Telling would mean that we would have to deal with the world
That would love to burn us at the stake!
Saying we’re martyrs for an agenda we chose
But I didn’t chose to love you…

You don’t know how to have a good time
Without being out of your fucking mind?

But I’m the one that’s “crazy”?
I’m the one that’s lame?
Stop talking down to me,
Neither of us deserve to feel ashamed.

I hope that you can get the chemicals in your brain in order
I wish you were sober…

Expecting me to wave a white flag.
Instead, I dye it red with your blood!
It belongs to you anyways

Of course, you continue to wave it with pride
You’ll find someone else wearing rose-colored glasses
I wish I could protect them,
But sacrificing myself to keep tabs on you isn’t worth the cost.

Why am I only worth something
If I become a shell of a human being?

Being crushed by the weight of the expectations myself and the world place on me
My body only being held up by the podium of my accomplishments…

What happens when there’s nothing left to hold me up?

They don’t hate you.
They don’t hate you.
They don’t hate you.

Probably.
I think.
Perhaps.
Maybe.

Probably have stuck around all these years
Out of obligation.
As if they signed a legally binding contract
When they entered the friendship
Breaking it is punishable by death!

I love the way they exist.
They have chaos in their mind but
they’re vibrant in their soul.

They are as powerful as a forest fire!
They think that they destroy everything in their path
But really, they are creating a new path
Creating a new path…
They are the strongest person I know.

Love me more!
Or just…love me at all

Begging is nothing new for me
But this time, it feels different
Begging for a new, unfamiliar love

It’s okay if it’s unrequited
But damn, wouldn’t I love it if she loved me back…

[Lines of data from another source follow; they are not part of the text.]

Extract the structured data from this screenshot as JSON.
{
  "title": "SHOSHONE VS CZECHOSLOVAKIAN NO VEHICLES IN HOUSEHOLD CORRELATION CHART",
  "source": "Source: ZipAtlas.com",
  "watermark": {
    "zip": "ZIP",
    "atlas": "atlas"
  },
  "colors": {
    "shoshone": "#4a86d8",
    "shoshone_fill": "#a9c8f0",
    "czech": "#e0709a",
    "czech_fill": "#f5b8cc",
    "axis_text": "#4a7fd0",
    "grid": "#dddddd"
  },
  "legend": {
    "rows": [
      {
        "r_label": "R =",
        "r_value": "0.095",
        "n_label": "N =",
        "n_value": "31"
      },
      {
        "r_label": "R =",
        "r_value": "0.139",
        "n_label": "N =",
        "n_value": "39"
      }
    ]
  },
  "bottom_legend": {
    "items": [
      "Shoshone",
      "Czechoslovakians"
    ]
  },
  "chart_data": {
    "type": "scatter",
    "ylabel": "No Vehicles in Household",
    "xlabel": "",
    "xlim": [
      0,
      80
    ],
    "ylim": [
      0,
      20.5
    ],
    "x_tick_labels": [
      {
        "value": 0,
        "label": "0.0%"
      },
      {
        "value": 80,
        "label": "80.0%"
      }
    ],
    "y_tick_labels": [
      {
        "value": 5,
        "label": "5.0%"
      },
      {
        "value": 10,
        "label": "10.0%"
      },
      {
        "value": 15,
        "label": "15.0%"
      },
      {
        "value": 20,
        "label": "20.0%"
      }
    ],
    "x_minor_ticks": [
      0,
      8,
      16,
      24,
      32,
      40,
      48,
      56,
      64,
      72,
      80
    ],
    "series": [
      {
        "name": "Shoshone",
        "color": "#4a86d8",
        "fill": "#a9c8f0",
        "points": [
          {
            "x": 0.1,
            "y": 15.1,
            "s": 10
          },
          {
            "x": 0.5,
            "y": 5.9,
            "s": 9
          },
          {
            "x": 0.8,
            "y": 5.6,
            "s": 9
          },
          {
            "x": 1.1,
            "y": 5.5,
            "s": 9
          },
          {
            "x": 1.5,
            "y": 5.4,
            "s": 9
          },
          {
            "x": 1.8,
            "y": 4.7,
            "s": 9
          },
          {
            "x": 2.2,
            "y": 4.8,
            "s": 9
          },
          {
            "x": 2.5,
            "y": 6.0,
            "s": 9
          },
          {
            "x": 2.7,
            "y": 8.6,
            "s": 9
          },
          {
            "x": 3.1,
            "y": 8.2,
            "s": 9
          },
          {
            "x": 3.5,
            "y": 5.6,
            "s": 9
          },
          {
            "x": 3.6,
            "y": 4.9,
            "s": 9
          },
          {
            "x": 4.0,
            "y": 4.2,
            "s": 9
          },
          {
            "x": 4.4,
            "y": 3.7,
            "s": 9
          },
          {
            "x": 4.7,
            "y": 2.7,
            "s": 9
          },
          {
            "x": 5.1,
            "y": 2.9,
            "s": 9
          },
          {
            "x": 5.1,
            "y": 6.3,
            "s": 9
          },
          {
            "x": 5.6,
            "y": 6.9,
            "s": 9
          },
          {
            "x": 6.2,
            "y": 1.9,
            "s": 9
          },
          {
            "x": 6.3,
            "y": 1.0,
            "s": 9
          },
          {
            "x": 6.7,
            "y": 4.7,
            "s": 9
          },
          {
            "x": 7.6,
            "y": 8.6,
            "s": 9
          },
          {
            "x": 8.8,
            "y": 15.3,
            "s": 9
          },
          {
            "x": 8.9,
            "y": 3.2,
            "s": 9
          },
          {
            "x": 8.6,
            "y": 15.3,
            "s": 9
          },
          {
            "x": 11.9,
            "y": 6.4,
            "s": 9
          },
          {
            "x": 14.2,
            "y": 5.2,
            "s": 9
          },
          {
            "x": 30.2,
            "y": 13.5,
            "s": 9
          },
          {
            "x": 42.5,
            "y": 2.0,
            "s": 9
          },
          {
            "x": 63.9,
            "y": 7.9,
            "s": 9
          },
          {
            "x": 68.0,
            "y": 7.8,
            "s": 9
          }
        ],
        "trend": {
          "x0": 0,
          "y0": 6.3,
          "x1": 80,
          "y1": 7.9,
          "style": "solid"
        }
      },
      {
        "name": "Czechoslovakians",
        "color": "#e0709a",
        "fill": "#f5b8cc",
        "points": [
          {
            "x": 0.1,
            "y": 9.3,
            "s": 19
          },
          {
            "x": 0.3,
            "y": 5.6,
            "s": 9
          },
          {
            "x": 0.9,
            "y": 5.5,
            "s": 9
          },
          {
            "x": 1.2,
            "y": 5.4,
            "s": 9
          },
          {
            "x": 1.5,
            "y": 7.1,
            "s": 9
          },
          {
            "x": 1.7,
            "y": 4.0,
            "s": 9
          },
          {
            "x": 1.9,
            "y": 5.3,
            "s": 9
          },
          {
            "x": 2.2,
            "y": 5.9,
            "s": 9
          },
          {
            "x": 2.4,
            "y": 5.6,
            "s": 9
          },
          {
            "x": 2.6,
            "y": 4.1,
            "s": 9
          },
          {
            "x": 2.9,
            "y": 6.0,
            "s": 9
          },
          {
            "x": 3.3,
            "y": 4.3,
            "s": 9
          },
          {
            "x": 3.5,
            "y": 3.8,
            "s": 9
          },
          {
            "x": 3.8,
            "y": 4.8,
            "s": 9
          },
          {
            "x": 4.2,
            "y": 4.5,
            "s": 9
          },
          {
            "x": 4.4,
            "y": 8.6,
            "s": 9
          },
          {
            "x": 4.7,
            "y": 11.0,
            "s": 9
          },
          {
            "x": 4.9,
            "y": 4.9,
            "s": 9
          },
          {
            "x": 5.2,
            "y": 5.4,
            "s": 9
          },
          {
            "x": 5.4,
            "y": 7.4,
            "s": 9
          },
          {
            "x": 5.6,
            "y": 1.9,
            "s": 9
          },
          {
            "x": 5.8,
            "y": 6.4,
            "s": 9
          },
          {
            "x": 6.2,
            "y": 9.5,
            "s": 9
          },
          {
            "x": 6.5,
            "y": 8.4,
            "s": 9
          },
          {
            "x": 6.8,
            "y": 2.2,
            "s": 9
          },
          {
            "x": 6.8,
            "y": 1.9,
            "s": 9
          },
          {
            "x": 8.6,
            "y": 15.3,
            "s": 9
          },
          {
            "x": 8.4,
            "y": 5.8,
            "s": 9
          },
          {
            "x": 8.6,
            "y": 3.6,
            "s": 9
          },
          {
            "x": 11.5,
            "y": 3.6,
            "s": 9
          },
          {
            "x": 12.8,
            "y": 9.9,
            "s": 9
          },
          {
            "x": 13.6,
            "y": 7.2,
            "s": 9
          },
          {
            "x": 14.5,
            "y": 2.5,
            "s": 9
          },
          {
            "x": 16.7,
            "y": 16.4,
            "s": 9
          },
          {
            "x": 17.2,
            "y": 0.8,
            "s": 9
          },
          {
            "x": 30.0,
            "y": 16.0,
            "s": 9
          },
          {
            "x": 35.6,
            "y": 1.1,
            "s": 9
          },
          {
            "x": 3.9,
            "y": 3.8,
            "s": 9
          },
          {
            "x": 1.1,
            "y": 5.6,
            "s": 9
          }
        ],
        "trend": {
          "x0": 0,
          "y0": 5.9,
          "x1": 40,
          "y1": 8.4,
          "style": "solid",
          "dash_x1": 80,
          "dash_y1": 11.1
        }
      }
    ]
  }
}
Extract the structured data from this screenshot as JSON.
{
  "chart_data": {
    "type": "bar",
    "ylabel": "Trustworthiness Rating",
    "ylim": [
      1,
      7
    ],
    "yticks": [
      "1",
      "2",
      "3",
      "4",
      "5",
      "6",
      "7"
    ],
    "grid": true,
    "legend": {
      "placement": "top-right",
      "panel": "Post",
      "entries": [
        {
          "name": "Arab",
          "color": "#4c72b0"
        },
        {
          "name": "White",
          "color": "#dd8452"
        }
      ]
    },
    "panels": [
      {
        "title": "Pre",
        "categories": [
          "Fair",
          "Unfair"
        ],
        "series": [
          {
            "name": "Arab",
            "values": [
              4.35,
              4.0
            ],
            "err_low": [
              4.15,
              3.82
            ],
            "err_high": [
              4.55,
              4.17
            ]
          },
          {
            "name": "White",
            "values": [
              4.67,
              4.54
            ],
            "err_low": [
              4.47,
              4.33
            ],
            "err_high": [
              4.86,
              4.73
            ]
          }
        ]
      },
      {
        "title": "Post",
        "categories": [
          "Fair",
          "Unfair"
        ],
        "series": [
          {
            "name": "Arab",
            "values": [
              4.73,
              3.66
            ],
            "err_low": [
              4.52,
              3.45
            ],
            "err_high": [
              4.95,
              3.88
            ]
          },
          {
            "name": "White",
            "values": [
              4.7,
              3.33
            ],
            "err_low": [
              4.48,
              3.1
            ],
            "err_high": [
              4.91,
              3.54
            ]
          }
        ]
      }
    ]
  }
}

Why do I always like the ones that don’t like me back?
Maybe I’m just in love with the unattainability
So in love with a concept
I can’t let that be ruined by the real…
Scary! 

It’s an inconvenience to prevent the spread of COVID
Concealing my face is like concealing myself from experiencing the world
Using hand sanitizer is like burning my hands off
Melting my flesh off

Can’t say no to a social event!
My life revolves around my social identity
More so than it revolves around being able to breathe out of my lungs!

Relationships are lessons learned. 
Stories learned
Tired of gathering novels,
Contributing to a constantly ongoing saga

Where’s my happily ever after?
Can it come faster?
Or can someone send me a little note saying “None are meant to stay”?

Is my life meant to be a sitcom? 
A long running joke?
I get it, it’s funny
I’d laugh too.

We were like gold
Until you were told
I needed basic respect
Then, you sold us down the river
Said our love was worth its weight in gold

So, you cashed it in for profit
But, there were no takers
And you’re still the victim, it seems!

Whenever something good happens, 
I wanna tell you!
Whenever I feel blue, I wanna tell you!